Since graduating college, I've worked for the same software company for five years in sales or sales-related roles. I don't think sales is for me. I'm good at it, but I don't love it.

I want to begin pursuing some other, as yet-unidentified, career. Once identified, I might need to get the appropriate educational credentials, during which time I would prefer to stay with my current employer (because, who knows, the new role may be with my current employer if I'm lucky, because I really do love the company and the people I work with).

That said, if I were to start applying for, say, marketing jobs or product-type jobs in a couple of years, would I be typecast as a salesperson and have my resume overlooked? At what point are you professionally typecast?

If you feel that I would be typecast after 7 to 8 years in similar roles, what other extracurricular activities (aside from continuing education) could I involve myself in to break out of the typecast?

(I'd particularly love to hear from MeFites who might review resumes all day long.)
posted by po822000 to Work & Money (3 answers total) 1 user marked this as a favorite
 
As a rule of thumb, I doubt that you'd be "professionally typecast" if you're about 27, assuming that you graduated at 22. I think that people would understand that you wouldn't want to do that all your life.

One of the things that can help you break out is to find other responsibilities to assume. Is there any way in your current job or with your current employer to get experience with some of the things that you'd like to be doing?
posted by Halloween Jack at 8:21 AM on May 18, 2009


I'm going to be contrarian and say the fact that you don't love your job is not necessarily a reason to change it. The odds of you loving any job are pretty low. I think your (our? I'm 41 - not sure where the generational line is) generation has been sold a pipe dream with the idea that we will all love our jobs. It's work. Yeah, a few people manage to combine their passion and their job, but odds are marketing, or public relations, or whatever will sit with you about as well as sales. Really, they aren't that different. Maybe if you something dramatically different like learn to code, but then all you have to do is search here for posts from bored programmers looking for a way out.

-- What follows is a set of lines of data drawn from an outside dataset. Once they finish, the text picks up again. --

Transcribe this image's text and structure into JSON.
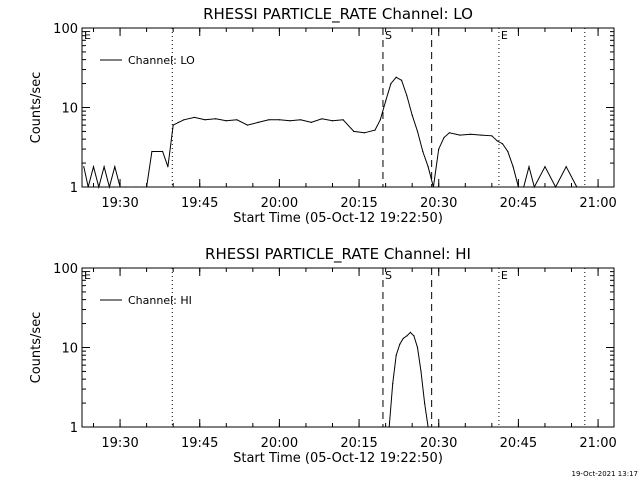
{
  "footer": {
    "timestamp": "19-Oct-2021 13:17"
  },
  "chart_data": [
    {
      "type": "line",
      "title": "RHESSI PARTICLE_RATE Channel: LO",
      "xlabel": "Start Time (05-Oct-12 19:22:50)",
      "ylabel": "Counts/sec",
      "yscale": "log",
      "xlim": [
        "19:22:50",
        "21:03:00"
      ],
      "ylim": [
        1,
        100
      ],
      "xticks": [
        "19:30",
        "19:45",
        "20:00",
        "20:15",
        "20:30",
        "20:45",
        "21:00"
      ],
      "yticks": [
        "1",
        "10",
        "100"
      ],
      "legend": {
        "label": "Channel: LO",
        "position": "top-left"
      },
      "markers": [
        {
          "label": "E",
          "time": "19:22:50",
          "style": "dotted"
        },
        {
          "label": "",
          "time": "19:39:50",
          "style": "dotted"
        },
        {
          "label": "S",
          "time": "20:19:30",
          "style": "dashed"
        },
        {
          "label": "",
          "time": "20:28:40",
          "style": "dashed"
        },
        {
          "label": "E",
          "time": "20:41:20",
          "style": "dotted"
        },
        {
          "label": "",
          "time": "20:57:30",
          "style": "dotted"
        }
      ],
      "series": [
        {
          "name": "Channel: LO",
          "x": [
            "19:23:10",
            "19:24:00",
            "19:25:00",
            "19:26:00",
            "19:27:00",
            "19:28:00",
            "19:29:00",
            "19:30:00",
            "19:31:00",
            "19:33:00",
            "19:35:00",
            "19:36:00",
            "19:37:00",
            "19:38:00",
            "19:39:00",
            "19:40:00",
            "19:41:00",
            "19:42:00",
            "19:44:00",
            "19:46:00",
            "19:48:00",
            "19:50:00",
            "19:52:00",
            "19:54:00",
            "19:56:00",
            "19:58:00",
            "20:00:00",
            "20:02:00",
            "20:04:00",
            "20:06:00",
            "20:08:00",
            "20:10:00",
            "20:12:00",
            "20:14:00",
            "20:16:00",
            "20:18:00",
            "20:19:00",
            "20:20:00",
            "20:21:00",
            "20:22:00",
            "20:23:00",
            "20:24:00",
            "20:25:00",
            "20:26:00",
            "20:27:00",
            "20:28:00",
            "20:29:00",
            "20:30:00",
            "20:31:00",
            "20:32:00",
            "20:34:00",
            "20:36:00",
            "20:38:00",
            "20:40:00",
            "20:41:00",
            "20:42:00",
            "20:43:00",
            "20:44:00",
            "20:45:00",
            "20:46:00",
            "20:47:00",
            "20:48:00",
            "20:50:00",
            "20:52:00",
            "20:54:00",
            "20:56:00"
          ],
          "y": [
            1.8,
            1,
            1.8,
            1,
            1.8,
            1,
            1.8,
            1,
            1,
            1,
            1,
            2.8,
            2.8,
            2.8,
            1.8,
            6,
            6.5,
            7,
            7.5,
            7,
            7.2,
            6.8,
            7,
            6,
            6.5,
            7,
            7,
            6.8,
            7,
            6.5,
            7.2,
            6.8,
            7,
            5,
            4.8,
            5.2,
            7,
            12,
            20,
            24,
            22,
            14,
            8,
            5,
            2.8,
            1.8,
            1,
            3,
            4.2,
            4.8,
            4.5,
            4.6,
            4.5,
            4.4,
            3.8,
            3.5,
            2.8,
            1.8,
            1,
            1,
            1.8,
            1,
            1.8,
            1,
            1.8,
            1
          ]
        }
      ]
    },
    {
      "type": "line",
      "title": "RHESSI PARTICLE_RATE Channel: HI",
      "xlabel": "Start Time (05-Oct-12 19:22:50)",
      "ylabel": "Counts/sec",
      "yscale": "log",
      "xlim": [
        "19:22:50",
        "21:03:00"
      ],
      "ylim": [
        1,
        100
      ],
      "xticks": [
        "19:30",
        "19:45",
        "20:00",
        "20:15",
        "20:30",
        "20:45",
        "21:00"
      ],
      "yticks": [
        "1",
        "10",
        "100"
      ],
      "legend": {
        "label": "Channel: HI",
        "position": "top-left"
      },
      "markers": [
        {
          "label": "E",
          "time": "19:22:50",
          "style": "dotted"
        },
        {
          "label": "",
          "time": "19:39:50",
          "style": "dotted"
        },
        {
          "label": "S",
          "time": "20:19:30",
          "style": "dashed"
        },
        {
          "label": "",
          "time": "20:28:40",
          "style": "dashed"
        },
        {
          "label": "E",
          "time": "20:41:20",
          "style": "dotted"
        },
        {
          "label": "",
          "time": "20:57:30",
          "style": "dotted"
        }
      ],
      "series": [
        {
          "name": "Channel: HI",
          "x": [
            "20:20:40",
            "20:21:20",
            "20:22:00",
            "20:22:40",
            "20:23:20",
            "20:24:00",
            "20:24:40",
            "20:25:20",
            "20:26:00",
            "20:26:40",
            "20:27:20",
            "20:28:00"
          ],
          "y": [
            1,
            3.5,
            8,
            11,
            13,
            14,
            15.5,
            14,
            10,
            5,
            2,
            1
          ]
        }
      ]
    }
  ]
}
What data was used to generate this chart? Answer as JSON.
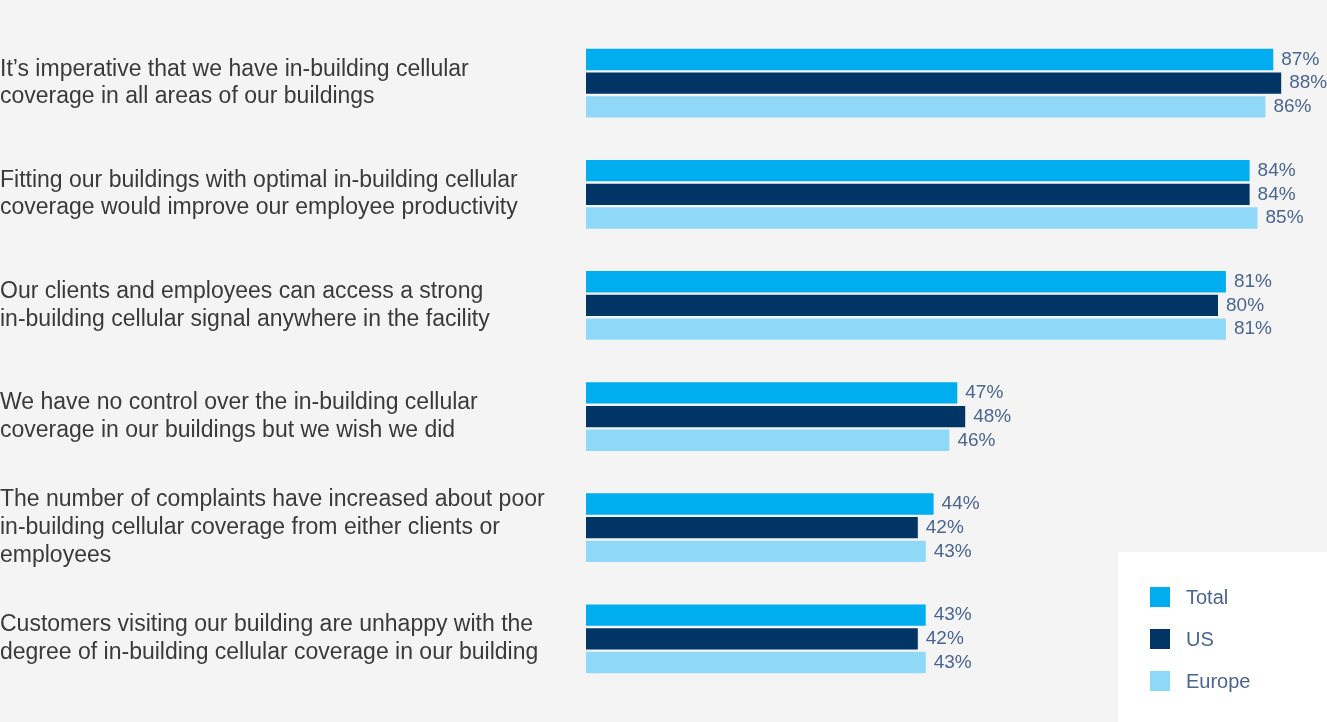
{
  "chart_data": {
    "type": "bar",
    "orientation": "horizontal",
    "legend": "bottom right",
    "categories": [
      "It’s imperative that we have in-building cellular coverage in all areas of our buildings",
      "Fitting our buildings with optimal in-building cellular coverage would improve our employee productivity",
      "Our clients and employees can access a strong in-building cellular signal anywhere in the facility",
      "We have no control over the in-building cellular coverage in our buildings but we wish we did",
      "The number of complaints have increased about poor in-building cellular coverage from either clients or employees",
      "Customers visiting our building are unhappy with the degree of in-building cellular coverage in our building"
    ],
    "series": [
      {
        "name": "Total",
        "color": "#00aeef",
        "values": [
          87,
          84,
          81,
          47,
          44,
          43
        ],
        "value_labels": [
          "87%",
          "84%",
          "81%",
          "47%",
          "44%",
          "43%"
        ]
      },
      {
        "name": "US",
        "color": "#003566",
        "values": [
          88,
          84,
          80,
          48,
          42,
          42
        ],
        "value_labels": [
          "88%",
          "84%",
          "80%",
          "48%",
          "42%",
          "42%"
        ]
      },
      {
        "name": "Europe",
        "color": "#8fd8f8",
        "values": [
          86,
          85,
          81,
          46,
          43,
          43
        ],
        "value_labels": [
          "86%",
          "85%",
          "81%",
          "46%",
          "43%",
          "43%"
        ]
      }
    ]
  }
}
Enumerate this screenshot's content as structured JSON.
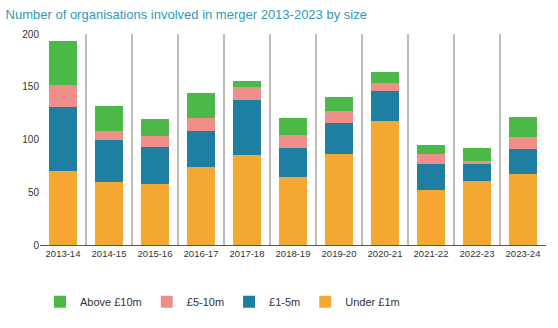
{
  "chart_data": {
    "type": "bar",
    "title": "Number of organisations involved in merger 2013-2023 by size",
    "stacked": true,
    "grid": false,
    "legend": "bottom",
    "categories": [
      "2013-14",
      "2014-15",
      "2015-16",
      "2016-17",
      "2017-18",
      "2018-19",
      "2019-20",
      "2020-21",
      "2021-22",
      "2022-23",
      "2023-24"
    ],
    "series": [
      {
        "name": "Under £1m",
        "color": "#F5A733",
        "values": [
          70,
          60,
          58,
          74,
          85,
          64,
          86,
          118,
          52,
          61,
          67
        ]
      },
      {
        "name": "£1-5m",
        "color": "#1E7FA3",
        "values": [
          61,
          40,
          35,
          34,
          52,
          28,
          30,
          28,
          25,
          16,
          24
        ]
      },
      {
        "name": "£5-10m",
        "color": "#F08F8A",
        "values": [
          21,
          8,
          10,
          12,
          13,
          12,
          11,
          8,
          9,
          3,
          11
        ]
      },
      {
        "name": "Above £10m",
        "color": "#4CB848",
        "values": [
          41,
          24,
          16,
          24,
          5,
          16,
          13,
          10,
          9,
          12,
          19
        ]
      }
    ],
    "ylim": [
      0,
      200
    ],
    "yticks": [
      0,
      50,
      100,
      150,
      200
    ]
  }
}
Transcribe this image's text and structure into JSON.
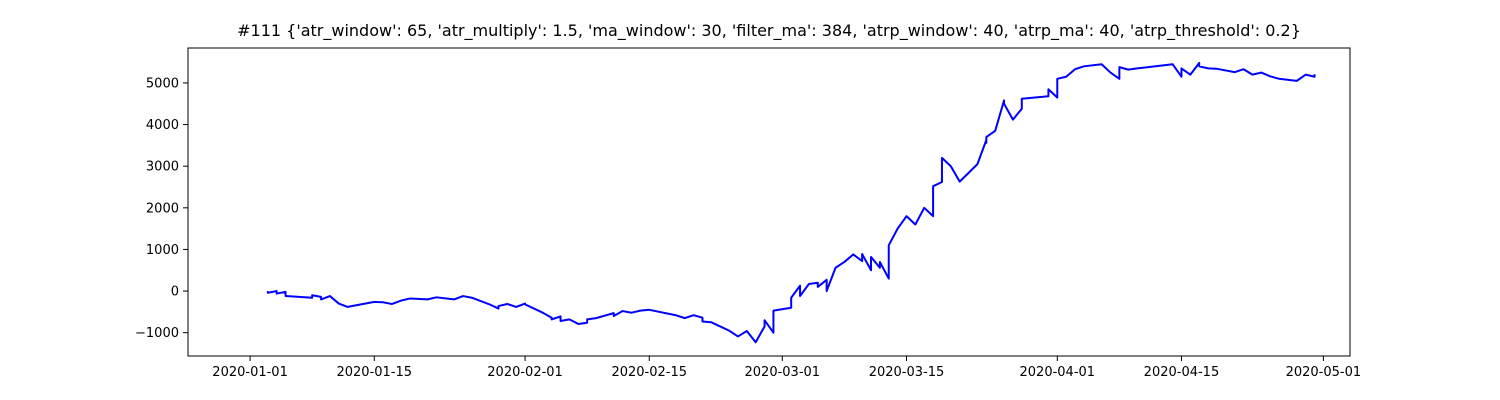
{
  "chart_data": {
    "type": "line",
    "title": "#111 {'atr_window': 65, 'atr_multiply': 1.5, 'ma_window': 30, 'filter_ma': 384, 'atrp_window': 40, 'atrp_ma': 40, 'atrp_threshold': 0.2}",
    "xlabel": "",
    "ylabel": "",
    "x_type": "date",
    "xlim": [
      "2019-12-25",
      "2020-05-04"
    ],
    "ylim": [
      -1560,
      5840
    ],
    "x_ticks": [
      "2020-01-01",
      "2020-01-15",
      "2020-02-01",
      "2020-02-15",
      "2020-03-01",
      "2020-03-15",
      "2020-04-01",
      "2020-04-15",
      "2020-05-01"
    ],
    "y_ticks": [
      -1000,
      0,
      1000,
      2000,
      3000,
      4000,
      5000
    ],
    "grid": false,
    "legend": false,
    "series": [
      {
        "color": "#0000ff",
        "x": [
          "2020-01-03",
          "2020-01-03",
          "2020-01-04",
          "2020-01-04",
          "2020-01-05",
          "2020-01-05",
          "2020-01-08",
          "2020-01-08",
          "2020-01-09",
          "2020-01-09",
          "2020-01-10",
          "2020-01-11",
          "2020-01-12",
          "2020-01-15",
          "2020-01-16",
          "2020-01-17",
          "2020-01-18",
          "2020-01-19",
          "2020-01-21",
          "2020-01-22",
          "2020-01-24",
          "2020-01-25",
          "2020-01-26",
          "2020-01-27",
          "2020-01-28",
          "2020-01-29",
          "2020-01-29",
          "2020-01-30",
          "2020-01-31",
          "2020-02-01",
          "2020-02-01",
          "2020-02-03",
          "2020-02-04",
          "2020-02-04",
          "2020-02-05",
          "2020-02-05",
          "2020-02-06",
          "2020-02-07",
          "2020-02-08",
          "2020-02-08",
          "2020-02-09",
          "2020-02-11",
          "2020-02-11",
          "2020-02-12",
          "2020-02-13",
          "2020-02-14",
          "2020-02-15",
          "2020-02-18",
          "2020-02-19",
          "2020-02-20",
          "2020-02-21",
          "2020-02-21",
          "2020-02-22",
          "2020-02-23",
          "2020-02-24",
          "2020-02-25",
          "2020-02-26",
          "2020-02-27",
          "2020-02-28",
          "2020-02-28",
          "2020-02-29",
          "2020-02-29",
          "2020-03-02",
          "2020-03-02",
          "2020-03-03",
          "2020-03-03",
          "2020-03-03",
          "2020-03-04",
          "2020-03-05",
          "2020-03-05",
          "2020-03-06",
          "2020-03-06",
          "2020-03-07",
          "2020-03-08",
          "2020-03-09",
          "2020-03-10",
          "2020-03-10",
          "2020-03-11",
          "2020-03-11",
          "2020-03-12",
          "2020-03-12",
          "2020-03-13",
          "2020-03-13",
          "2020-03-14",
          "2020-03-15",
          "2020-03-16",
          "2020-03-17",
          "2020-03-18",
          "2020-03-18",
          "2020-03-19",
          "2020-03-19",
          "2020-03-20",
          "2020-03-21",
          "2020-03-23",
          "2020-03-24",
          "2020-03-24",
          "2020-03-24",
          "2020-03-25",
          "2020-03-26",
          "2020-03-26",
          "2020-03-27",
          "2020-03-28",
          "2020-03-28",
          "2020-03-31",
          "2020-03-31",
          "2020-04-01",
          "2020-04-01",
          "2020-04-02",
          "2020-04-03",
          "2020-04-04",
          "2020-04-06",
          "2020-04-07",
          "2020-04-08",
          "2020-04-08",
          "2020-04-09",
          "2020-04-10",
          "2020-04-14",
          "2020-04-15",
          "2020-04-15",
          "2020-04-16",
          "2020-04-17",
          "2020-04-17",
          "2020-04-18",
          "2020-04-19",
          "2020-04-21",
          "2020-04-22",
          "2020-04-23",
          "2020-04-24",
          "2020-04-25",
          "2020-04-26",
          "2020-04-28",
          "2020-04-29",
          "2020-04-30",
          "2020-04-30"
        ],
        "y": [
          0,
          -40,
          0,
          -60,
          -20,
          -120,
          -160,
          -100,
          -140,
          -200,
          -120,
          -300,
          -380,
          -260,
          -270,
          -310,
          -230,
          -180,
          -200,
          -150,
          -200,
          -120,
          -160,
          -240,
          -320,
          -420,
          -360,
          -310,
          -380,
          -300,
          -320,
          -520,
          -640,
          -680,
          -610,
          -720,
          -680,
          -790,
          -760,
          -680,
          -650,
          -530,
          -600,
          -480,
          -520,
          -470,
          -450,
          -580,
          -650,
          -580,
          -640,
          -730,
          -750,
          -850,
          -950,
          -1090,
          -960,
          -1230,
          -850,
          -700,
          -1000,
          -470,
          -400,
          -160,
          130,
          -110,
          -120,
          170,
          200,
          100,
          270,
          0,
          560,
          700,
          880,
          720,
          890,
          500,
          820,
          560,
          700,
          300,
          1100,
          1500,
          1800,
          1600,
          2000,
          1800,
          2520,
          2620,
          3200,
          3000,
          2630,
          3050,
          3630,
          3560,
          3700,
          3850,
          4580,
          4500,
          4120,
          4380,
          4620,
          4680,
          4850,
          4650,
          5100,
          5150,
          5330,
          5400,
          5450,
          5250,
          5100,
          5380,
          5320,
          5350,
          5450,
          5150,
          5350,
          5200,
          5480,
          5400,
          5350,
          5340,
          5260,
          5330,
          5200,
          5250,
          5160,
          5100,
          5050,
          5200,
          5150,
          5210
        ]
      }
    ]
  }
}
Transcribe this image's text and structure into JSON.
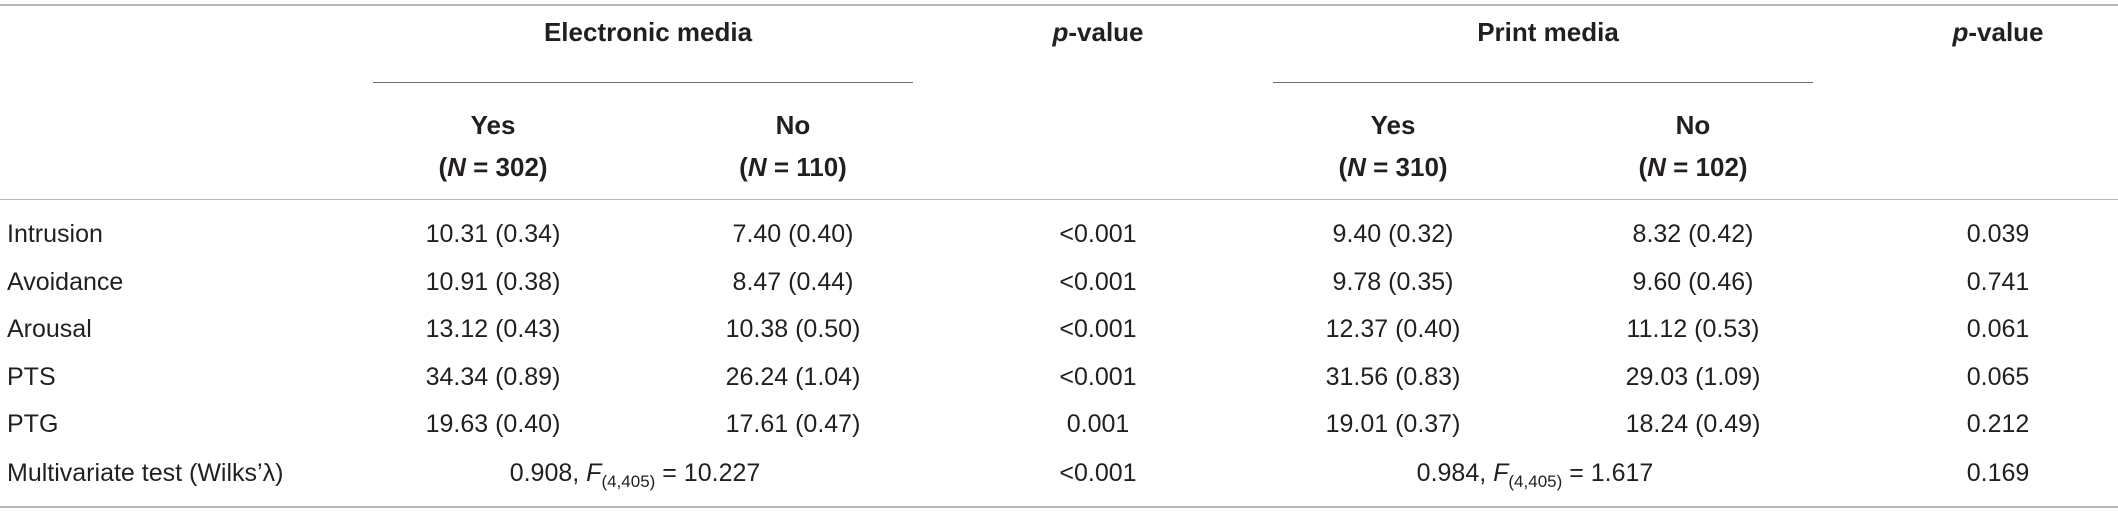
{
  "header": {
    "electronic_media": "Electronic media",
    "print_media": "Print media",
    "p_value_prefix": "p",
    "p_value_suffix": "-value",
    "yes": "Yes",
    "no": "No",
    "n_label": "N",
    "n_el_yes": " = 302)",
    "n_el_no": " = 110)",
    "n_pm_yes": " = 310)",
    "n_pm_no": " = 102)",
    "open_paren": "("
  },
  "rows": [
    {
      "label": "Intrusion",
      "el_yes": "10.31 (0.34)",
      "el_no": "7.40 (0.40)",
      "el_p": "<0.001",
      "pm_yes": "9.40 (0.32)",
      "pm_no": "8.32 (0.42)",
      "pm_p": "0.039"
    },
    {
      "label": "Avoidance",
      "el_yes": "10.91 (0.38)",
      "el_no": "8.47 (0.44)",
      "el_p": "<0.001",
      "pm_yes": "9.78 (0.35)",
      "pm_no": "9.60 (0.46)",
      "pm_p": "0.741"
    },
    {
      "label": "Arousal",
      "el_yes": "13.12 (0.43)",
      "el_no": "10.38 (0.50)",
      "el_p": "<0.001",
      "pm_yes": "12.37 (0.40)",
      "pm_no": "11.12 (0.53)",
      "pm_p": "0.061"
    },
    {
      "label": "PTS",
      "el_yes": "34.34 (0.89)",
      "el_no": "26.24 (1.04)",
      "el_p": "<0.001",
      "pm_yes": "31.56 (0.83)",
      "pm_no": "29.03 (1.09)",
      "pm_p": "0.065"
    },
    {
      "label": "PTG",
      "el_yes": "19.63 (0.40)",
      "el_no": "17.61 (0.47)",
      "el_p": "0.001",
      "pm_yes": "19.01 (0.37)",
      "pm_no": "18.24 (0.49)",
      "pm_p": "0.212"
    }
  ],
  "multivariate": {
    "label": "Multivariate test (Wilks’λ)",
    "el_value": "0.908, ",
    "el_f": "F",
    "el_df": "(4,405)",
    "el_stat": " = 10.227",
    "el_p": "<0.001",
    "pm_value": "0.984, ",
    "pm_f": "F",
    "pm_df": "(4,405)",
    "pm_stat": " = 1.617",
    "pm_p": "0.169"
  }
}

That said, you are young, and presumably aren't tied down with a mortgage or kids or other responsibilities so now is the time to try something different. At 27 with 5 years experience nobody will have you pigeon-holed as a career sales professional. However, changing jobs to change careers is always more difficult than finding another job doing what you already do. It isn't that companies typecast you so much as they don't want to take to risk of hiring you to do something you haven't already proven to be competent at. Your odds might be better at a small software company where one person has both sales and marketing or product management responsibilities. Just don't be surprised when after the new job shine wears off you find yourself feeling the same way that you do today.
posted by COD at 8:52 AM on May 18, 2009


While I don't review resumes all day long (sorry!), I'm a consultant involved in the hiring process and see lots of resumes from candidates I assess, plus I have a background in career management so perhaps I have a perspective of value to offer.

Being typecast as a sales guy is not much of an issue given your age and tenure with your company. The types of skills and business knowledge you've gained in your sales roles tend to translate well into other areas. A move from sales into marketing or product management is a fairly natural career path into management type roles in sales, marketing, or even general management.

In fact, if you were to start to investigate these other, related fields now -- rather than waiting a few years to apply for jobs in those areas -- you would be far better prepared to decide which career path you wanted to follow and you could get a jump on whatever sort of educational or other experience you might need to make the switch.

Especially since you would much like to stay in your current company, you could certainly begin doing some informational interviewing (either formally or informally) regarding the potential career shifts that interest you.